StanfordLegion/legion

GASNet debug assert failure in Stencil on Perlmutter

Opened this issue · 3 comments

Ok, I got an assertion failure with a debug GASNet and release Legion:

*** FATAL ERROR: Assertion failure (proc 103): in gasnetc_ofi_handle_am() at anguage/gasnet/GASNet-2023.9.0/ofi-conduit/gasnet_ofi.c:1725: isreq == header->isreq
   op1 :           1 (0x00000001) == isreq
   op2 :           0 (0x00000000) == header->isreq

Full log here.

Originally posted by @rupanshusoi in #1449 (comment)

I moved this issue here from #1449 (comment) because this appears to be a different underlying root cause.

Summary:

  • Perlmutter
  • Regent Stencil (modified version that includes a nested control replicated task)
  • Original symptoms look like: #1449 (comment)
  • Does NOT reproduce with debug GASNet + debug Legion
  • Does reproduce with debug GASNet + release Legion (with assert failure at top of this issue)

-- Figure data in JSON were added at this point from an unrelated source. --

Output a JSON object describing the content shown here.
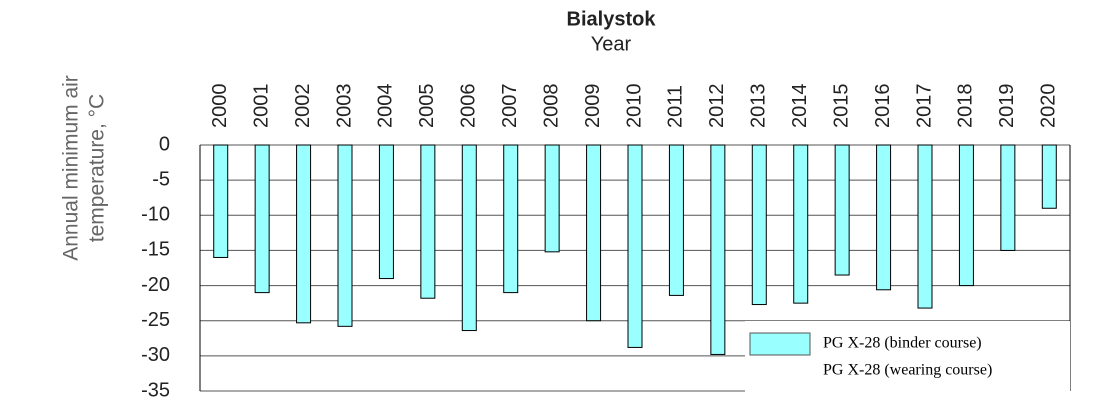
{
  "chart_data": {
    "type": "bar",
    "title": "Bialystok",
    "x_label": "Year",
    "y_label": [
      "Annual minimum air",
      "temperature, °C"
    ],
    "categories": [
      "2000",
      "2001",
      "2002",
      "2003",
      "2004",
      "2005",
      "2006",
      "2007",
      "2008",
      "2009",
      "2010",
      "2011",
      "2012",
      "2013",
      "2014",
      "2015",
      "2016",
      "2017",
      "2018",
      "2019",
      "2020"
    ],
    "series": [
      {
        "name": "PG X-28 (binder course)",
        "color": "#99ffff",
        "values": [
          -16,
          -21,
          -25.3,
          -25.8,
          -19,
          -21.8,
          -26.4,
          -21,
          -15.2,
          -25,
          -28.8,
          -21.4,
          -29.8,
          -22.7,
          -22.5,
          -18.5,
          -20.6,
          -23.2,
          -20,
          -15,
          -9
        ]
      },
      {
        "name": "PG X-28 (wearing course)",
        "color": null,
        "values": [
          null,
          null,
          null,
          null,
          null,
          null,
          null,
          null,
          null,
          null,
          null,
          null,
          null,
          null,
          null,
          null,
          null,
          null,
          null,
          null,
          null
        ]
      }
    ],
    "ylim": [
      -35,
      0
    ],
    "yticks": [
      0,
      -5,
      -10,
      -15,
      -20,
      -25,
      -30,
      -35
    ],
    "grid": true,
    "legend": "lower right"
  }
}
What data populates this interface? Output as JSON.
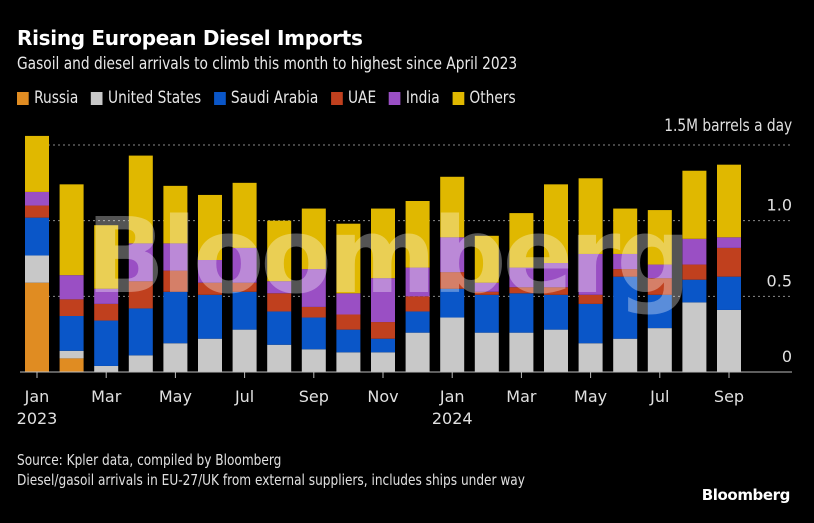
{
  "header": {
    "title": "Rising European Diesel Imports",
    "subtitle": "Gasoil and diesel arrivals to climb this month to highest since April 2023"
  },
  "legend": [
    {
      "name": "Russia",
      "color": "#e08c22"
    },
    {
      "name": "United States",
      "color": "#c8c8c8"
    },
    {
      "name": "Saudi Arabia",
      "color": "#0a56c8"
    },
    {
      "name": "UAE",
      "color": "#c0401e"
    },
    {
      "name": "India",
      "color": "#9a4fc4"
    },
    {
      "name": "Others",
      "color": "#e0b800"
    }
  ],
  "watermark": "Bloomberg",
  "chart_data": {
    "type": "bar",
    "stacked": true,
    "title": "Rising European Diesel Imports",
    "subtitle": "Gasoil and diesel arrivals to climb this month to highest since April 2023",
    "unit_label": "1.5M barrels a day",
    "ylabel": "M barrels a day",
    "ylim": [
      0,
      1.5
    ],
    "yticks": [
      {
        "value": 0,
        "label": "0"
      },
      {
        "value": 0.5,
        "label": "0.5"
      },
      {
        "value": 1.0,
        "label": "1.0"
      },
      {
        "value": 1.5,
        "label": "1.5M barrels a day"
      }
    ],
    "grid": true,
    "legend_position": "top-left",
    "categories": [
      "Jan 2023",
      "Feb 2023",
      "Mar 2023",
      "Apr 2023",
      "May 2023",
      "Jun 2023",
      "Jul 2023",
      "Aug 2023",
      "Sep 2023",
      "Oct 2023",
      "Nov 2023",
      "Dec 2023",
      "Jan 2024",
      "Feb 2024",
      "Mar 2024",
      "Apr 2024",
      "May 2024",
      "Jun 2024",
      "Jul 2024",
      "Aug 2024",
      "Sep 2024"
    ],
    "xtick_labels": [
      {
        "index": 0,
        "line1": "Jan",
        "line2": "2023"
      },
      {
        "index": 2,
        "line1": "Mar",
        "line2": ""
      },
      {
        "index": 4,
        "line1": "May",
        "line2": ""
      },
      {
        "index": 6,
        "line1": "Jul",
        "line2": ""
      },
      {
        "index": 8,
        "line1": "Sep",
        "line2": ""
      },
      {
        "index": 10,
        "line1": "Nov",
        "line2": ""
      },
      {
        "index": 12,
        "line1": "Jan",
        "line2": "2024"
      },
      {
        "index": 14,
        "line1": "Mar",
        "line2": ""
      },
      {
        "index": 16,
        "line1": "May",
        "line2": ""
      },
      {
        "index": 18,
        "line1": "Jul",
        "line2": ""
      },
      {
        "index": 20,
        "line1": "Sep",
        "line2": ""
      }
    ],
    "series": [
      {
        "name": "Russia",
        "color": "#e08c22",
        "values": [
          0.59,
          0.09,
          0,
          0,
          0,
          0,
          0,
          0,
          0,
          0,
          0,
          0,
          0,
          0,
          0,
          0,
          0,
          0,
          0,
          0,
          0
        ]
      },
      {
        "name": "United States",
        "color": "#c8c8c8",
        "values": [
          0.18,
          0.05,
          0.04,
          0.11,
          0.19,
          0.22,
          0.28,
          0.18,
          0.15,
          0.13,
          0.13,
          0.26,
          0.36,
          0.26,
          0.26,
          0.28,
          0.19,
          0.22,
          0.29,
          0.46,
          0.41
        ]
      },
      {
        "name": "Saudi Arabia",
        "color": "#0a56c8",
        "values": [
          0.25,
          0.23,
          0.3,
          0.31,
          0.34,
          0.29,
          0.25,
          0.22,
          0.21,
          0.15,
          0.09,
          0.14,
          0.19,
          0.25,
          0.26,
          0.23,
          0.26,
          0.41,
          0.22,
          0.15,
          0.22
        ]
      },
      {
        "name": "UAE",
        "color": "#c0401e",
        "values": [
          0.08,
          0.11,
          0.11,
          0.18,
          0.14,
          0.08,
          0.06,
          0.12,
          0.07,
          0.1,
          0.11,
          0.1,
          0.11,
          0.02,
          0.04,
          0.05,
          0.06,
          0.05,
          0.11,
          0.1,
          0.19
        ]
      },
      {
        "name": "India",
        "color": "#9a4fc4",
        "values": [
          0.09,
          0.16,
          0.1,
          0.25,
          0.18,
          0.15,
          0.23,
          0.08,
          0.25,
          0.14,
          0.29,
          0.19,
          0.23,
          0.06,
          0.13,
          0.16,
          0.27,
          0.1,
          0.09,
          0.17,
          0.07
        ]
      },
      {
        "name": "Others",
        "color": "#e0b800",
        "values": [
          0.37,
          0.6,
          0.42,
          0.58,
          0.38,
          0.43,
          0.43,
          0.4,
          0.4,
          0.46,
          0.46,
          0.44,
          0.4,
          0.31,
          0.36,
          0.52,
          0.5,
          0.3,
          0.36,
          0.45,
          0.48
        ]
      }
    ]
  },
  "footer": {
    "source": "Source: Kpler data, compiled by Bloomberg",
    "note": "Diesel/gasoil arrivals in EU-27/UK from external suppliers, includes ships under way",
    "brand": "Bloomberg"
  }
}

I haven't seen this one before so maybe @bonachea @PHHargrove can comment?

This assertion failure is one of the three known manifestations of "the FI_MULTI_RECV bug".
Specifically, the provider has delivered a message buffer to us which is all zeros which happens to result in a detectable inconsistency in our header.

Please let me know immediately if this has occurred when running with GASNET_OFI_RECEIVE_BUFF_SIZE=recv, since that would not use FI_MULTI_RECV and therefore be a new/different issue.

Regarding "Does NOT reproduce with debug GASNet + debug Legion":
That could be either a timing or "chance" issue. In extensive work with the MetaHipMer team, this failure mode (one of three believe to be related to multi-recv buffer handing in the provider) probably accounted for at most 1% of their bad runs.

Please tell me if the failing run took place before or after the Perlmutter maintenance of March 20.
If was after, then this is evidence that the issue is still present in SlingShot 2.1.2.

As far as I'm aware, this run did not use GASNET_OFI_RECEIVE_BUFF_SIZE=recv. And it was after the March 20 maintenance.